Why the Oscars Boycott Makes No Sense to Me

So here’s an analogy to explain my two cents about #OscarsSoWhite and the whole boycott thing … if a candy dispenser has 90 red jellybeans and 10 yellow jellybeans, are you really going to be surprised if the first 20 jellybeans you get are red? Are you going to get mad at the candy dispenser and stop using it, even though you reeeeaaally want some jellybeans? Probably not, right? Wouldn’t it make more sense to refill the dispenser with jellybeans of all different types, that way you’d be almost guaranteed to get a colorful mixture?
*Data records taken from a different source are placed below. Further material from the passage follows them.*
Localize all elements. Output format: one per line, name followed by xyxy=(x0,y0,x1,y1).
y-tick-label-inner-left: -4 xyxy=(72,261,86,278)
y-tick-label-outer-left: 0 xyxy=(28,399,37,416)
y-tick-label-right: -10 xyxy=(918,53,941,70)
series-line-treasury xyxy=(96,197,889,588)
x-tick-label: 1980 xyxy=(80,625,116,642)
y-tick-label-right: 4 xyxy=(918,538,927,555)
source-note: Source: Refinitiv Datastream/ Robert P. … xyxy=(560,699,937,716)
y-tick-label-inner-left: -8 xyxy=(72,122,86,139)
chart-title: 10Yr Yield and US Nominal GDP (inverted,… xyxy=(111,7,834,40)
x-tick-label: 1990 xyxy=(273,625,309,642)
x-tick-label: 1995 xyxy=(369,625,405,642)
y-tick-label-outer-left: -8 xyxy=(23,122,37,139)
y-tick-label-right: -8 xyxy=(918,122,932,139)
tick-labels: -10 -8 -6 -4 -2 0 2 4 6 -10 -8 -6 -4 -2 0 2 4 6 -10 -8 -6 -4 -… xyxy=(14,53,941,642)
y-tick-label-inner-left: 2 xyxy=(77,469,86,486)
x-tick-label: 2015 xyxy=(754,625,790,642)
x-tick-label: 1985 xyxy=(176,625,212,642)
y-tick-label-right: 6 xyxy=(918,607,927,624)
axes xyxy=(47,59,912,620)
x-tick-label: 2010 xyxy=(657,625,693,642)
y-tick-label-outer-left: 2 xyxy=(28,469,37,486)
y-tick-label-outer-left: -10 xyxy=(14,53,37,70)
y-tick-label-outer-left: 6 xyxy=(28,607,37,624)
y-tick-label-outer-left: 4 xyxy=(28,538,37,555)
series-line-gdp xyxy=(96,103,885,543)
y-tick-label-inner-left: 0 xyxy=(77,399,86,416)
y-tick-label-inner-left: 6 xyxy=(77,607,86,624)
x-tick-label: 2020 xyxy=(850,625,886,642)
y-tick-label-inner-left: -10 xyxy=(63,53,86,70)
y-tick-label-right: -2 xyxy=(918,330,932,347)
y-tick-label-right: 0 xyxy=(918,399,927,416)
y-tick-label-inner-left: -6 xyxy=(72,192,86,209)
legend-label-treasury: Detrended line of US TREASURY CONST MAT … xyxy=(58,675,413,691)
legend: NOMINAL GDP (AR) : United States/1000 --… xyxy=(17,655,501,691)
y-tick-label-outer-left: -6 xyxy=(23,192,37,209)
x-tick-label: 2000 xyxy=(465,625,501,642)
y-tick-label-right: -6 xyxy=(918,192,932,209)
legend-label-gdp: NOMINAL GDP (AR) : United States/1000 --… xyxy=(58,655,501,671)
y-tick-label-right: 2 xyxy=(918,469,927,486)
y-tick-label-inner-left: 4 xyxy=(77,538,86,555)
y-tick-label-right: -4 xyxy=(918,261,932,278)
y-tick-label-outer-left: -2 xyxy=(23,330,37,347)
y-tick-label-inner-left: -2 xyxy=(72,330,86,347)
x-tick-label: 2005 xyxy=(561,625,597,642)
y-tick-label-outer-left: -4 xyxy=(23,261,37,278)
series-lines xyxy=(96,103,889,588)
If you can’t tell, my point is that the boycott of the Oscars is kinda meaningless, because it’s merely a consequence of the problem, not the problem itself. (Actually, I see two major problems, but I’ll get to that in a minute.) The first problem, which many people more eloquent than I have spoken about, is that there just aren’t enough movies directed by/produced by/starring people who aren’t White and heterosexual. Viola Davis hit the nail on the head when she said, “You cannot win an Emmy for roles that are simply not there.” For an Oscar nominee to say “You can never know if it’s truly the case, but maybe black actors did not deserve to make the final stretch” (I’m looking at you, Charlotte Rampling) ignores the fact that hundreds of movies were made that starred White people, while there were apparently so few movies that featured an all-Black cast that Straight Outta Compton is the only example that people could come up with to show that brown people aren’t getting recognition. So what’s more likely – that Black actors weren’t deserving of nominations, or that there weren’t enough roles available to them that were nomination-worthy?
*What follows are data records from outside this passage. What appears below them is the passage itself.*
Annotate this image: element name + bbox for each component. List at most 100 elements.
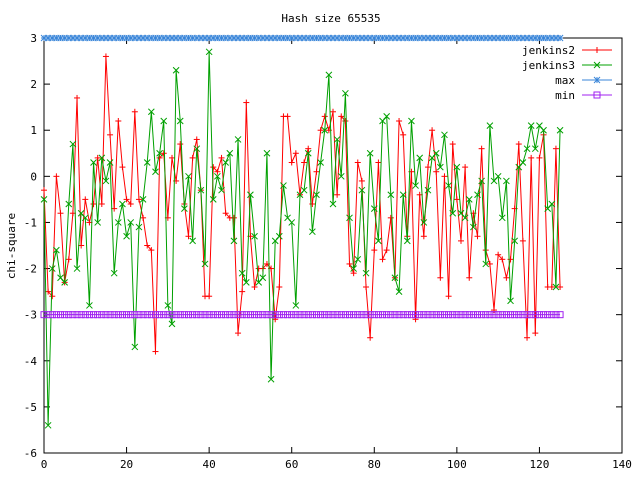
point-plus-marker xyxy=(400,131,407,138)
point-square-marker xyxy=(498,311,506,319)
marker-stroke xyxy=(432,311,440,319)
point-square-marker xyxy=(193,311,201,319)
marker-stroke xyxy=(317,311,325,319)
point-plus-marker xyxy=(420,233,427,240)
point-cross-marker xyxy=(226,149,234,157)
point-cross-marker xyxy=(247,191,254,199)
point-square-marker xyxy=(519,311,527,319)
marker-stroke xyxy=(391,311,399,319)
marker-stroke xyxy=(387,191,395,199)
marker-stroke xyxy=(73,265,81,272)
point-cross-marker xyxy=(482,260,490,268)
point-square-marker xyxy=(81,311,89,319)
point-square-marker xyxy=(61,311,69,319)
point-square-marker xyxy=(127,311,135,319)
point-plus-marker xyxy=(379,256,386,263)
point-square-marker xyxy=(189,311,197,319)
marker-stroke xyxy=(48,311,56,319)
point-cross-marker xyxy=(395,288,403,295)
point-square-marker xyxy=(185,311,192,319)
point-cross-marker xyxy=(110,269,118,277)
marker-stroke xyxy=(593,61,601,69)
point-plus-marker xyxy=(131,108,138,115)
point-plus-marker xyxy=(140,214,147,221)
marker-stroke xyxy=(160,311,168,319)
point-square-marker xyxy=(548,311,556,319)
marker-stroke xyxy=(420,311,428,319)
point-cross-marker xyxy=(383,113,391,120)
marker-stroke xyxy=(135,311,143,319)
marker-stroke xyxy=(432,149,440,157)
point-square-marker xyxy=(321,311,329,319)
marker-stroke xyxy=(114,311,122,319)
marker-stroke xyxy=(288,311,296,319)
point-cross-marker xyxy=(408,117,415,125)
point-square-marker xyxy=(341,311,349,319)
marker-stroke xyxy=(556,126,564,134)
point-cross-marker xyxy=(238,269,246,277)
point-square-marker xyxy=(197,311,205,319)
point-plus-marker xyxy=(222,210,229,217)
marker-stroke xyxy=(197,311,205,319)
marker-stroke xyxy=(399,311,407,319)
point-cross-marker xyxy=(222,159,230,166)
marker-stroke xyxy=(387,311,395,319)
x-tick-label: 120 xyxy=(529,458,549,471)
axis-ticks: 0 20 40 60 80 100 120 140 -6 -5 -4 -3 -2 -1 0 1 2 3 xyxy=(24,32,632,471)
marker-stroke xyxy=(375,237,382,245)
marker-stroke xyxy=(441,131,448,139)
point-cross-marker xyxy=(519,159,527,166)
point-square-marker xyxy=(147,311,155,319)
marker-stroke xyxy=(218,186,225,194)
plot-frame xyxy=(43,37,623,454)
marker-stroke xyxy=(279,311,287,319)
point-cross-marker xyxy=(44,421,52,429)
point-cross-marker xyxy=(494,172,502,180)
point-plus-marker xyxy=(53,173,60,180)
marker-stroke xyxy=(321,126,329,134)
marker-stroke xyxy=(284,214,291,222)
marker-stroke xyxy=(342,89,349,97)
x-tick-label: 20 xyxy=(120,458,133,471)
marker-stroke xyxy=(275,232,283,240)
point-square-marker xyxy=(511,311,519,319)
point-square-marker xyxy=(218,311,226,319)
marker-stroke xyxy=(593,76,601,84)
point-cross-marker xyxy=(143,159,151,166)
point-square-marker xyxy=(94,311,102,319)
marker-stroke xyxy=(341,311,349,319)
legend-item-min: min xyxy=(555,89,612,102)
marker-stroke xyxy=(531,311,539,319)
point-cross-marker xyxy=(552,283,560,291)
marker-stroke xyxy=(81,311,89,319)
point-cross-marker xyxy=(160,117,168,125)
point-square-marker xyxy=(469,311,477,319)
point-square-marker xyxy=(461,311,469,319)
marker-stroke xyxy=(309,228,316,236)
marker-stroke xyxy=(469,311,477,319)
marker-stroke xyxy=(474,311,481,319)
point-square-marker xyxy=(374,311,382,319)
point-cross-marker xyxy=(40,196,48,203)
marker-stroke xyxy=(189,237,196,245)
point-cross-marker xyxy=(523,145,531,153)
marker-stroke xyxy=(540,126,547,134)
point-plus-marker xyxy=(156,154,163,161)
point-square-marker xyxy=(420,311,428,319)
point-square-marker xyxy=(445,311,453,319)
point-cross-marker xyxy=(98,154,106,162)
marker-stroke xyxy=(420,219,428,226)
marker-stroke xyxy=(556,34,564,42)
marker-stroke xyxy=(453,163,461,171)
point-plus-marker xyxy=(168,154,175,161)
point-plus-marker xyxy=(309,201,316,207)
point-cross-marker xyxy=(230,237,238,245)
point-cross-marker xyxy=(234,136,242,143)
marker-stroke xyxy=(358,311,366,319)
series-jenkins3 xyxy=(40,48,564,429)
point-plus-marker xyxy=(429,127,436,134)
point-plus-marker xyxy=(127,201,134,207)
marker-stroke xyxy=(61,311,69,319)
point-cross-marker xyxy=(119,200,126,208)
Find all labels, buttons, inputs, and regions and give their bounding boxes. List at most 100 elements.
The second problem is that the people in power only seem okay with recognizing Black actors/actresses when they fall into one of the following categories:

  1. Bad guy: Denzel Washington almost always plays the hero, but the ONE TIME he won an Oscar for best actor was when he was a crooked cop (in Training Day)
  2. Poor: Halle Berry is one of the world’s most beautiful and talented people, yet her Oscar for best actress was for portraying a single mother whose husband was a criminal (in Monster’s Ball)
  3. Being saved by white people: I really enjoyed The Help, but there HAVE to be more stories about Black women that don’t involve them being maids

This happens because people gravitate toward things that affirm the views they already hold (whether consciously or unconsciously). As a result, someone like Michael B. Jordan doesn’t get nominated for his starring role in Creed, likely because the character didn’t struggle with anything that had to do with being Black, and therefore doesn’t match up with the ideas that many individuals have regarding Black people. Meanwhile, Sylvester Stallone gets nominated for – you guessed it – helping out the Black kid.

All that being said, the only solution I see is for all of us to ignore Stacey Dash and keep sharing our stories in whatever venue we can, with anyone who will listen, because we have to fill that candy dispenser with things we actually want to eat and not accept the lie that there is no other type of candy worth liking.